Con questo trattamento il membro di Roberto impiega poco a venire copiosamente. Lo guardi negli occhi mentre si scarica nella bocca aperta e sulla tua lingua protesa. Guardi anche ime, perché pensi che devi rivolgere lo sguardo anche a me quando a venirti in bocca è un altro. Ed io ricambio lo sguardo soddisfatto.
Un attimo dopo mi rivolgo a Marcella, eccitatissima. La invito a sfilarsi la gonna e le mutandine e ad avvicinarsi a te. Capisci che devi far godere anche lei quella stronza. Ma nonostante l’odio che trapela dal suo sguardo sei molto servile anche con lei, se non altro per compiacere me ed i miei amici, che ti hanno arato in modo bestiale ma sincero. Marcella impiega poco a venire, quando si accosta a te per stringerti la testa tra le cosce deve essere già sull’orlo dell’orgasmo e si accontenta di strusciarti la fica sul volto con violenza. Gli chiedo se è soddisfatta e lei risponde di si. Aggiungo allora io:
‘Ti accontenti di poco. In fondo stasera Laura ti ha cornificato davanti ai tuoi occhi. Forse sapere che nella sua fica giace il seme del tuo ragazzo non ti dà particolare fastidio. Ma te ne darebbe forse meno se almeno il suo stomaco fosse costretto a digerire la tua pipì’
Marcella rimane in silenzio. Nonostante la serata di eccessi, quell’ulteriore proposta l’ha chiaramente spiazzata.
‘Non dirmi che non devi pisciare con tutto quello che abbiamo bevuto’.
‘In effetti si’, risponde Marcella.
‘E allora coraggio! E tu Laura apri bene la bocca e fammi fare bella figura. Fai vedere ai miei amici quanto sei ingorda!’
Capisci cosa voglio, voglio che cerchi di berlo tutto senza perderne una goccia, come hai imparato a fare con me. Non hai mai bevuto la pipì di una donna e la cosa ti crea qualche preoccupazione. Non per il nuovo sapore, che non deve essere diverso da quello maschile, ma per la direzione del getto che ancora non conosci.
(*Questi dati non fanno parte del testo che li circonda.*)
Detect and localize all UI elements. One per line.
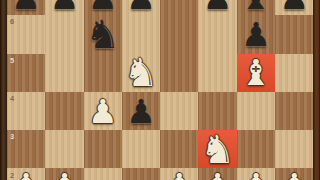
board: ♟♟♟♟♟♝♟♞♟♞♝♟♟♞♟♟♟♟♟♟65432: [7, 0, 313, 180]
piece-white-pawn-e2[interactable]: ♟: [160, 166, 198, 180]
piece-white-pawn-g2[interactable]: ♟: [237, 166, 275, 180]
square-f5[interactable]: [198, 54, 236, 92]
square-h5[interactable]: [275, 54, 313, 92]
rank-label-4: 4: [10, 94, 14, 103]
square-f4[interactable]: [198, 92, 236, 130]
square-g6[interactable]: ♟: [237, 15, 275, 53]
square-b5[interactable]: [45, 54, 83, 92]
piece-black-bishop-g7[interactable]: ♝: [237, 0, 275, 16]
square-f6[interactable]: [198, 15, 236, 53]
square-d3[interactable]: [122, 130, 160, 168]
square-d2[interactable]: [122, 168, 160, 180]
piece-white-pawn-b2[interactable]: ♟: [45, 166, 83, 180]
square-g2[interactable]: ♟: [237, 168, 275, 180]
piece-white-pawn-c4[interactable]: ♟: [84, 92, 122, 130]
piece-black-pawn-a7[interactable]: ♟: [7, 0, 45, 16]
piece-black-pawn-d7[interactable]: ♟: [122, 0, 160, 16]
square-e4[interactable]: [160, 92, 198, 130]
square-e6[interactable]: [160, 15, 198, 53]
square-h2[interactable]: ♟: [275, 168, 313, 180]
square-h6[interactable]: [275, 15, 313, 53]
square-e7[interactable]: [160, 0, 198, 15]
square-f3[interactable]: ♞: [198, 130, 236, 168]
square-b3[interactable]: [45, 130, 83, 168]
piece-black-knight-c6[interactable]: ♞: [84, 15, 122, 53]
square-c2[interactable]: [84, 168, 122, 180]
square-g7[interactable]: ♝: [237, 0, 275, 15]
piece-black-pawn-f7[interactable]: ♟: [198, 0, 236, 16]
square-c5[interactable]: [84, 54, 122, 92]
square-h4[interactable]: [275, 92, 313, 130]
rank-label-6: 6: [10, 17, 14, 26]
piece-white-pawn-f2[interactable]: ♟: [198, 166, 236, 180]
piece-white-pawn-h2[interactable]: ♟: [275, 166, 313, 180]
piece-white-knight-d5[interactable]: ♞: [122, 54, 160, 92]
square-h7[interactable]: ♟: [275, 0, 313, 15]
rank-label-2: 2: [10, 171, 14, 180]
square-g5[interactable]: ♝: [237, 54, 275, 92]
square-f7[interactable]: ♟: [198, 0, 236, 15]
square-d4[interactable]: ♟: [122, 92, 160, 130]
square-e2[interactable]: ♟: [160, 168, 198, 180]
board-frame-left: [0, 0, 7, 180]
square-a7[interactable]: ♟: [7, 0, 45, 15]
square-c4[interactable]: ♟: [84, 92, 122, 130]
square-g3[interactable]: [237, 130, 275, 168]
piece-white-bishop-g5[interactable]: ♝: [237, 54, 275, 92]
square-e3[interactable]: [160, 130, 198, 168]
board-frame-right: [313, 0, 320, 180]
piece-black-pawn-b7[interactable]: ♟: [45, 0, 83, 16]
rank-label-5: 5: [10, 56, 14, 65]
square-d6[interactable]: [122, 15, 160, 53]
square-h3[interactable]: [275, 130, 313, 168]
square-e5[interactable]: [160, 54, 198, 92]
piece-black-pawn-d4[interactable]: ♟: [122, 92, 160, 130]
square-g4[interactable]: [237, 92, 275, 130]
square-d7[interactable]: ♟: [122, 0, 160, 15]
chessboard-screenshot: ♟♟♟♟♟♝♟♞♟♞♝♟♟♞♟♟♟♟♟♟65432: [0, 0, 320, 180]
piece-black-pawn-g6[interactable]: ♟: [237, 15, 275, 53]
square-d5[interactable]: ♞: [122, 54, 160, 92]
piece-black-pawn-h7[interactable]: ♟: [275, 0, 313, 16]
square-b7[interactable]: ♟: [45, 0, 83, 15]
square-b2[interactable]: ♟: [45, 168, 83, 180]
rank-label-3: 3: [10, 132, 14, 141]
square-c6[interactable]: ♞: [84, 15, 122, 53]
square-c3[interactable]: [84, 130, 122, 168]
square-b4[interactable]: [45, 92, 83, 130]
square-b6[interactable]: [45, 15, 83, 53]
square-f2[interactable]: ♟: [198, 168, 236, 180]
piece-white-knight-f3[interactable]: ♞: [198, 130, 236, 168]
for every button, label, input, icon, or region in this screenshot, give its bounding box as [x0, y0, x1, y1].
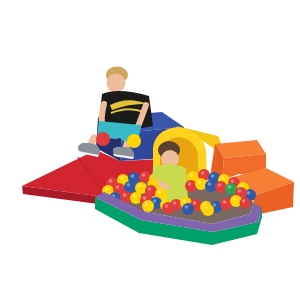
play-ball-highlight — [238, 189, 242, 193]
play-ball-highlight — [183, 199, 187, 203]
play-ball-highlight — [109, 179, 113, 183]
play-ball-highlight — [205, 206, 209, 210]
play-ball-highlight — [233, 197, 237, 201]
play-ball-highlight — [165, 204, 169, 208]
play-ball-highlight — [120, 176, 124, 180]
play-ball-highlight — [158, 190, 162, 194]
play-ball-highlight — [153, 199, 157, 203]
play-ball-highlight — [105, 187, 109, 191]
play-ball — [182, 203, 194, 215]
play-ball — [240, 198, 251, 209]
play-ball-highlight — [221, 176, 225, 180]
play-ball-highlight — [143, 196, 147, 200]
play-ball-highlight — [218, 183, 222, 187]
play-ball-highlight — [208, 182, 212, 186]
play-ball-highlight — [213, 203, 217, 207]
play-ball-highlight — [188, 182, 192, 186]
play-ball — [202, 204, 214, 216]
play-ball-highlight — [247, 191, 251, 195]
play-ball — [142, 200, 154, 212]
play-ball-highlight — [228, 185, 232, 189]
play-ball-highlight — [148, 187, 152, 191]
soft-play-scene — [0, 0, 300, 300]
play-ball-highlight — [145, 202, 149, 206]
play-ball-highlight — [198, 180, 202, 184]
boy-face — [107, 74, 126, 93]
play-ball-highlight — [133, 194, 137, 198]
play-ball-highlight — [123, 193, 127, 197]
play-ball-highlight — [231, 179, 235, 183]
play-ball-highlight — [211, 174, 215, 178]
play-ball-highlight — [173, 201, 177, 205]
play-ball — [185, 180, 197, 192]
play-ball — [195, 178, 207, 190]
play-ball — [215, 181, 227, 193]
play-ball-highlight — [223, 200, 227, 204]
play-ball-highlight — [127, 183, 131, 187]
play-ball — [130, 192, 142, 204]
play-ball-highlight — [242, 199, 245, 202]
play-ball-highlight — [142, 173, 146, 177]
play-ball-highlight — [116, 185, 120, 189]
play-ball-highlight — [138, 184, 142, 188]
boy-held-yellow-ball — [127, 134, 141, 148]
play-ball — [162, 202, 174, 214]
play-ball-highlight — [190, 173, 194, 177]
play-ball-highlight — [131, 174, 135, 178]
play-ball-highlight — [193, 201, 197, 205]
play-ball-highlight — [201, 171, 205, 175]
play-ball-highlight — [185, 205, 189, 209]
boy-held-red-ball — [96, 132, 110, 146]
product-photo — [0, 0, 300, 300]
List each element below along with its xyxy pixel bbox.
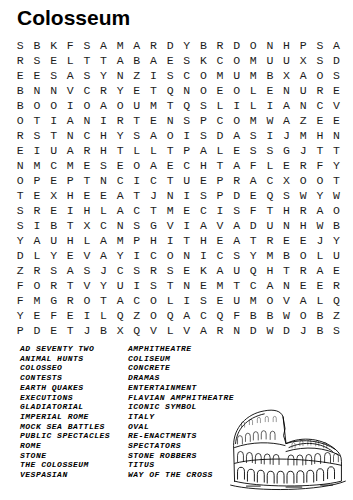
page-title: Colosseum — [17, 6, 130, 30]
grid-cell: C — [79, 128, 96, 143]
grid-cell: E — [145, 113, 162, 128]
word-list-item: AMPHITHEATRE — [128, 344, 234, 354]
grid-cell: L — [312, 248, 329, 263]
grid-cell: L — [162, 323, 179, 338]
grid-cell: H — [145, 233, 162, 248]
grid-cell: R — [295, 263, 312, 278]
grid-cell: L — [79, 233, 96, 248]
grid-cell: I — [62, 203, 79, 218]
grid-cell: M — [112, 38, 129, 53]
grid-cell: E — [328, 263, 345, 278]
grid-cell: E — [195, 278, 212, 293]
grid-cell: L — [212, 98, 229, 113]
grid-cell: E — [228, 143, 245, 158]
grid-cell: P — [195, 113, 212, 128]
grid-cell: A — [112, 203, 129, 218]
grid-cell: I — [128, 278, 145, 293]
grid-cell: C — [95, 218, 112, 233]
grid-cell: T — [29, 113, 46, 128]
grid-cell: T — [79, 53, 96, 68]
grid-cell: M — [145, 98, 162, 113]
grid-cell: Y — [12, 308, 29, 323]
word-list-item: WAY OF THE CROSS — [128, 470, 234, 480]
grid-cell: H — [79, 203, 96, 218]
grid-cell: T — [112, 143, 129, 158]
grid-cell: A — [62, 263, 79, 278]
grid-cell: O — [145, 308, 162, 323]
grid-cell: A — [112, 188, 129, 203]
grid-cell: B — [245, 308, 262, 323]
grid-cell: E — [45, 53, 62, 68]
word-list-item: FLAVIAN AMPHITHEATRE — [128, 393, 234, 403]
grid-cell: N — [162, 188, 179, 203]
grid-cell: E — [295, 278, 312, 293]
grid-cell: U — [228, 263, 245, 278]
grid-cell: V — [212, 218, 229, 233]
grid-cell: A — [212, 263, 229, 278]
grid-cell: E — [162, 158, 179, 173]
grid-cell: E — [178, 263, 195, 278]
grid-cell: W — [295, 188, 312, 203]
grid-cell: R — [262, 233, 279, 248]
grid-cell: Y — [178, 38, 195, 53]
grid-cell: I — [29, 143, 46, 158]
grid-cell: N — [29, 83, 46, 98]
grid-cell: V — [278, 293, 295, 308]
grid-cell: N — [62, 128, 79, 143]
grid-cell: V — [62, 83, 79, 98]
grid-cell: W — [278, 308, 295, 323]
grid-cell: B — [29, 38, 46, 53]
word-list-item: EARTH QUAKES — [20, 383, 110, 393]
grid-cell: S — [29, 128, 46, 143]
grid-cell: D — [228, 38, 245, 53]
grid-cell: O — [328, 203, 345, 218]
grid-cell: S — [195, 128, 212, 143]
grid-cell: O — [145, 293, 162, 308]
grid-cell: A — [95, 233, 112, 248]
grid-cell: N — [79, 113, 96, 128]
grid-cell: M — [262, 248, 279, 263]
grid-cell: T — [12, 188, 29, 203]
grid-cell: R — [45, 278, 62, 293]
grid-cell: B — [278, 248, 295, 263]
word-list-item: VESPASIAN — [20, 470, 110, 480]
grid-cell: H — [195, 158, 212, 173]
grid-cell: S — [178, 113, 195, 128]
grid-cell: R — [145, 38, 162, 53]
grid-cell: N — [45, 83, 62, 98]
grid-cell: E — [312, 278, 329, 293]
word-list-item: ITALY — [128, 412, 234, 422]
grid-cell: S — [128, 128, 145, 143]
grid-cell: L — [312, 293, 329, 308]
grid-cell: O — [312, 173, 329, 188]
grid-cell: R — [145, 263, 162, 278]
grid-cell: R — [112, 113, 129, 128]
grid-cell: S — [79, 68, 96, 83]
grid-cell: Y — [95, 68, 112, 83]
grid-cell: H — [62, 188, 79, 203]
grid-cell: P — [212, 173, 229, 188]
grid-cell: O — [195, 83, 212, 98]
grid-cell: F — [245, 203, 262, 218]
word-list-item: OVAL — [128, 422, 234, 432]
grid-cell: S — [228, 248, 245, 263]
grid-cell: P — [212, 188, 229, 203]
grid-cell: E — [128, 83, 145, 98]
grid-cell: T — [328, 173, 345, 188]
grid-cell: C — [45, 158, 62, 173]
grid-cell: Q — [262, 188, 279, 203]
grid-cell: E — [328, 113, 345, 128]
grid-cell: S — [228, 203, 245, 218]
grid-cell: T — [178, 233, 195, 248]
grid-cell: M — [245, 293, 262, 308]
grid-cell: H — [312, 128, 329, 143]
grid-cell: L — [245, 83, 262, 98]
grid-cell: I — [195, 248, 212, 263]
grid-cell: W — [328, 188, 345, 203]
grid-cell: N — [95, 173, 112, 188]
grid-cell: R — [29, 203, 46, 218]
grid-cell: C — [195, 308, 212, 323]
grid-cell: Q — [128, 323, 145, 338]
grid-cell: N — [178, 83, 195, 98]
grid-cell: A — [228, 158, 245, 173]
grid-cell: E — [245, 188, 262, 203]
grid-cell: S — [245, 128, 262, 143]
grid-cell: O — [295, 173, 312, 188]
grid-cell: A — [29, 233, 46, 248]
grid-cell: N — [278, 278, 295, 293]
grid-cell: O — [29, 278, 46, 293]
grid-cell: Q — [245, 263, 262, 278]
grid-cell: M — [29, 293, 46, 308]
grid-cell: Y — [45, 248, 62, 263]
grid-cell: L — [95, 308, 112, 323]
grid-cell: W — [262, 113, 279, 128]
grid-cell: E — [29, 68, 46, 83]
word-list-item: ANIMAL HUNTS — [20, 354, 110, 364]
grid-cell: U — [128, 98, 145, 113]
grid-cell: P — [62, 173, 79, 188]
grid-cell: T — [245, 233, 262, 248]
grid-cell: B — [128, 53, 145, 68]
grid-cell: O — [228, 83, 245, 98]
word-list-item: THE COLOSSEUM — [20, 460, 110, 470]
grid-cell: E — [45, 323, 62, 338]
grid-cell: T — [162, 278, 179, 293]
grid-cell: T — [128, 113, 145, 128]
grid-cell: H — [278, 38, 295, 53]
grid-cell: C — [212, 53, 229, 68]
word-list-item: COLISEUM — [128, 354, 234, 364]
grid-cell: M — [29, 158, 46, 173]
grid-cell: T — [328, 143, 345, 158]
grid-cell: S — [79, 38, 96, 53]
grid-cell: M — [295, 128, 312, 143]
grid-cell: Q — [162, 308, 179, 323]
grid-cell: V — [328, 98, 345, 113]
grid-cell: C — [128, 293, 145, 308]
word-list-item: PUBLIC SPECTACLES — [20, 431, 110, 441]
grid-cell: T — [145, 83, 162, 98]
grid-cell: C — [145, 248, 162, 263]
grid-cell: Y — [245, 248, 262, 263]
grid-cell: O — [228, 53, 245, 68]
word-list-item: RE-ENACTMENTS — [128, 431, 234, 441]
grid-cell: J — [295, 143, 312, 158]
grid-cell: F — [312, 158, 329, 173]
grid-cell: Q — [212, 308, 229, 323]
grid-cell: N — [178, 278, 195, 293]
word-list-item: STONE — [20, 451, 110, 461]
grid-cell: L — [262, 158, 279, 173]
grid-cell: I — [145, 68, 162, 83]
grid-cell: E — [95, 188, 112, 203]
grid-cell: H — [195, 233, 212, 248]
grid-cell: S — [278, 188, 295, 203]
grid-cell: T — [162, 173, 179, 188]
grid-cell: T — [162, 98, 179, 113]
grid-cell: T — [278, 263, 295, 278]
grid-cell: A — [145, 158, 162, 173]
grid-cell: F — [62, 38, 79, 53]
grid-cell: A — [112, 293, 129, 308]
grid-cell: M — [62, 158, 79, 173]
grid-cell: L — [212, 143, 229, 158]
grid-cell: E — [328, 83, 345, 98]
grid-cell: I — [228, 98, 245, 113]
grid-cell: U — [262, 53, 279, 68]
grid-cell: U — [328, 248, 345, 263]
grid-cell: A — [295, 293, 312, 308]
grid-cell: T — [212, 158, 229, 173]
grid-cell: I — [128, 248, 145, 263]
grid-cell: E — [312, 113, 329, 128]
grid-cell: R — [62, 293, 79, 308]
grid-cell: F — [45, 308, 62, 323]
grid-cell: T — [79, 173, 96, 188]
grid-cell: U — [112, 278, 129, 293]
grid-cell: I — [29, 218, 46, 233]
grid-cell: X — [79, 218, 96, 233]
grid-cell: S — [12, 203, 29, 218]
grid-cell: I — [128, 173, 145, 188]
grid-cell: C — [112, 263, 129, 278]
grid-cell: Y — [112, 128, 129, 143]
grid-cell: A — [62, 68, 79, 83]
grid-cell: T — [128, 188, 145, 203]
grid-cell: S — [195, 188, 212, 203]
grid-cell: G — [45, 293, 62, 308]
grid-cell: S — [245, 143, 262, 158]
grid-cell: T — [95, 53, 112, 68]
grid-cell: E — [45, 173, 62, 188]
grid-cell: S — [162, 263, 179, 278]
word-list-item: GLADIATORIAL — [20, 402, 110, 412]
grid-cell: I — [162, 233, 179, 248]
grid-cell: A — [145, 128, 162, 143]
grid-cell: P — [295, 38, 312, 53]
grid-cell: T — [95, 293, 112, 308]
grid-cell: T — [162, 143, 179, 158]
grid-cell: D — [29, 323, 46, 338]
grid-cell: J — [145, 188, 162, 203]
grid-cell: U — [295, 83, 312, 98]
grid-cell: R — [95, 83, 112, 98]
grid-cell: U — [45, 143, 62, 158]
grid-cell: O — [79, 293, 96, 308]
word-list-item: EXECUTIONS — [20, 393, 110, 403]
grid-cell: G — [278, 143, 295, 158]
grid-cell: X — [112, 323, 129, 338]
grid-cell: D — [212, 128, 229, 143]
word-list-item: AD SEVENTY TWO — [20, 344, 110, 354]
grid-cell: N — [162, 113, 179, 128]
grid-cell: O — [12, 173, 29, 188]
word-list-column-left: AD SEVENTY TWOANIMAL HUNTSCOLOSSEOCONTES… — [20, 344, 110, 480]
grid-cell: S — [45, 68, 62, 83]
grid-cell: O — [262, 293, 279, 308]
grid-cell: C — [312, 98, 329, 113]
grid-cell: Y — [112, 248, 129, 263]
grid-cell: K — [195, 53, 212, 68]
grid-cell: E — [162, 53, 179, 68]
grid-cell: W — [312, 218, 329, 233]
grid-cell: U — [178, 173, 195, 188]
grid-cell: M — [112, 233, 129, 248]
grid-cell: N — [228, 323, 245, 338]
grid-cell: S — [79, 263, 96, 278]
grid-cell: O — [29, 98, 46, 113]
grid-cell: A — [228, 233, 245, 248]
grid-cell: E — [12, 143, 29, 158]
grid-cell: N — [262, 38, 279, 53]
grid-cell: R — [295, 158, 312, 173]
grid-cell: I — [262, 128, 279, 143]
grid-cell: E — [62, 248, 79, 263]
grid-cell: S — [145, 278, 162, 293]
grid-cell: E — [278, 158, 295, 173]
grid-cell: D — [245, 218, 262, 233]
grid-cell: M — [212, 68, 229, 83]
grid-cell: D — [245, 323, 262, 338]
grid-cell: L — [95, 203, 112, 218]
grid-cell: V — [162, 218, 179, 233]
grid-cell: E — [45, 203, 62, 218]
grid-cell: C — [212, 113, 229, 128]
grid-cell: S — [95, 158, 112, 173]
grid-cell: E — [12, 68, 29, 83]
grid-cell: A — [112, 53, 129, 68]
grid-cell: C — [178, 158, 195, 173]
grid-cell: O — [312, 68, 329, 83]
grid-cell: N — [112, 68, 129, 83]
grid-cell: S — [312, 53, 329, 68]
grid-cell: I — [95, 113, 112, 128]
grid-cell: O — [162, 128, 179, 143]
grid-cell: D — [12, 248, 29, 263]
grid-cell: M — [245, 53, 262, 68]
grid-cell: H — [62, 233, 79, 248]
grid-cell: K — [45, 38, 62, 53]
grid-cell: B — [262, 308, 279, 323]
grid-cell: M — [245, 68, 262, 83]
grid-cell: N — [295, 98, 312, 113]
grid-cell: I — [262, 98, 279, 113]
grid-cell: A — [95, 248, 112, 263]
grid-cell: C — [79, 83, 96, 98]
grid-cell: T — [228, 278, 245, 293]
grid-cell: B — [312, 323, 329, 338]
grid-cell: A — [178, 308, 195, 323]
grid-cell: R — [212, 38, 229, 53]
grid-cell: O — [79, 98, 96, 113]
grid-cell: S — [45, 263, 62, 278]
word-list-column-right: AMPHITHEATRECOLISEUMCONCRETEDRAMASENTERT… — [128, 344, 234, 480]
grid-cell: E — [79, 188, 96, 203]
grid-cell: C — [262, 173, 279, 188]
grid-cell: A — [278, 98, 295, 113]
grid-cell: J — [95, 263, 112, 278]
grid-cell: A — [62, 113, 79, 128]
grid-cell: L — [162, 293, 179, 308]
word-list-item: DRAMAS — [128, 373, 234, 383]
grid-cell: M — [212, 278, 229, 293]
grid-cell: H — [278, 203, 295, 218]
grid-cell: N — [12, 158, 29, 173]
grid-cell: O — [12, 113, 29, 128]
grid-cell: Y — [95, 278, 112, 293]
grid-cell: I — [212, 203, 229, 218]
grid-cell: Y — [12, 233, 29, 248]
grid-cell: Y — [312, 188, 329, 203]
grid-cell: K — [195, 263, 212, 278]
grid-cell: T — [62, 323, 79, 338]
grid-cell: Q — [328, 293, 345, 308]
grid-cell: N — [112, 218, 129, 233]
grid-cell: L — [29, 248, 46, 263]
grid-cell: G — [145, 218, 162, 233]
grid-cell: S — [195, 293, 212, 308]
grid-cell: P — [12, 323, 29, 338]
grid-cell: E — [178, 203, 195, 218]
grid-cell: F — [12, 278, 29, 293]
grid-cell: W — [262, 323, 279, 338]
grid-cell: S — [12, 218, 29, 233]
grid-cell: R — [12, 53, 29, 68]
grid-cell: E — [212, 233, 229, 248]
grid-cell: S — [328, 68, 345, 83]
grid-cell: N — [278, 83, 295, 98]
word-list-item: CONCRETE — [128, 363, 234, 373]
grid-cell: R — [29, 263, 46, 278]
grid-cell: O — [245, 38, 262, 53]
grid-cell: A — [228, 218, 245, 233]
grid-cell: D — [228, 188, 245, 203]
grid-cell: A — [262, 278, 279, 293]
grid-cell: T — [145, 203, 162, 218]
grid-cell: T — [45, 128, 62, 143]
grid-cell: L — [145, 143, 162, 158]
grid-cell: B — [195, 38, 212, 53]
grid-cell: E — [262, 83, 279, 98]
word-list-item: ENTERTAINMENT — [128, 383, 234, 393]
grid-cell: N — [178, 248, 195, 263]
grid-cell: U — [228, 293, 245, 308]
Per fortuna Marcella ti agevola. Divarica le grandi labbra con due dita e ti presenta davanti alla bocca la sua uretra, spruzzandoti l’abbondante getto dritto in gola. Gli amici scoprono così ammirati che sai deglutire senza chiudere la bocca. Il che permette di inondarti senza soluzione di continuità.
Quando finisce, senza dire nulla hai la cura di farle anche il bidet con la lingua, come fai sempre con il me, mentre lei ti insulta chiamandoti vacca e puttana. Poi si scosta. Allora ti accorgi di essere esausta e crolli a terra. Intorno a te cala il silenzio. La serata è finita e l’euforia del rituale orgiastico lascia il posto all’inerzia. Decido che è giunto il momento di preoccuparmi di te come donna e non più come cagna. Congedo i ragazzi. Raccolgo i tuoi vestiti sparsi per terra e mi siedo vicino a te. ti accarezzo e ti do dei baci sul collo. Poi, sempre restando a terra, ti aiuto a rivestirti e ti riporto a casa.